I did find myself recollecting Justin Hurwitz’s score to First Man at times, and maybe that was some kind of model for them? I honestly don’t know. But it wouldn’t surprise me if at some point in the filmmaking process they needed temp music, and somebody thought, “What’s a piece of modern, inspirational film music for a rocket launch?”—and grabbed First Man to try against picture: “Ah, okay, this is a direction to try.”


To play it mostly straight, but skew it just a bit for the comedy and satire—and still have it be so musical and delightful and well-produced...this is not easy!

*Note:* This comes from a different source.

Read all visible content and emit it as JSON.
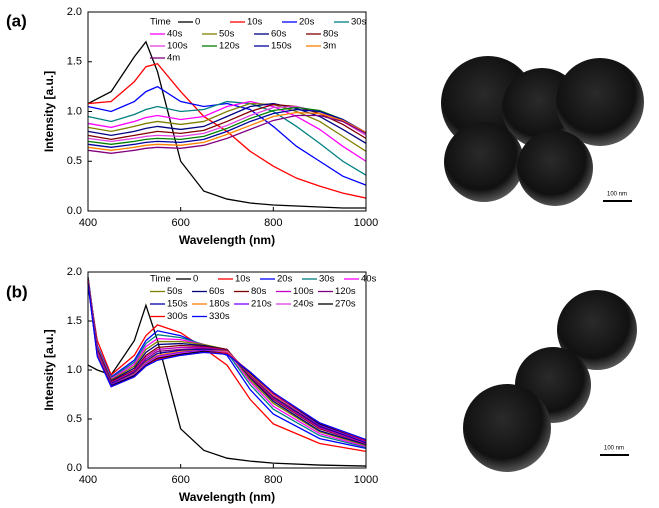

Love the schmaltzy solo violin in this track for the comically incompetent and malevolently greedy “BASH Corporation” and their ludicrous video:

I’ve seen three of the five films with Best Score nominees—Dune, The Power of the Dog and Don’t Look Up—and totally agree with those choices.


I would expect Dune to win—and I would vote for it, myself.


Also, many thanks to the Don’t Look Up team for designing their soundtrack album cover to look like an actual, distressed 1960s vinyl—yay!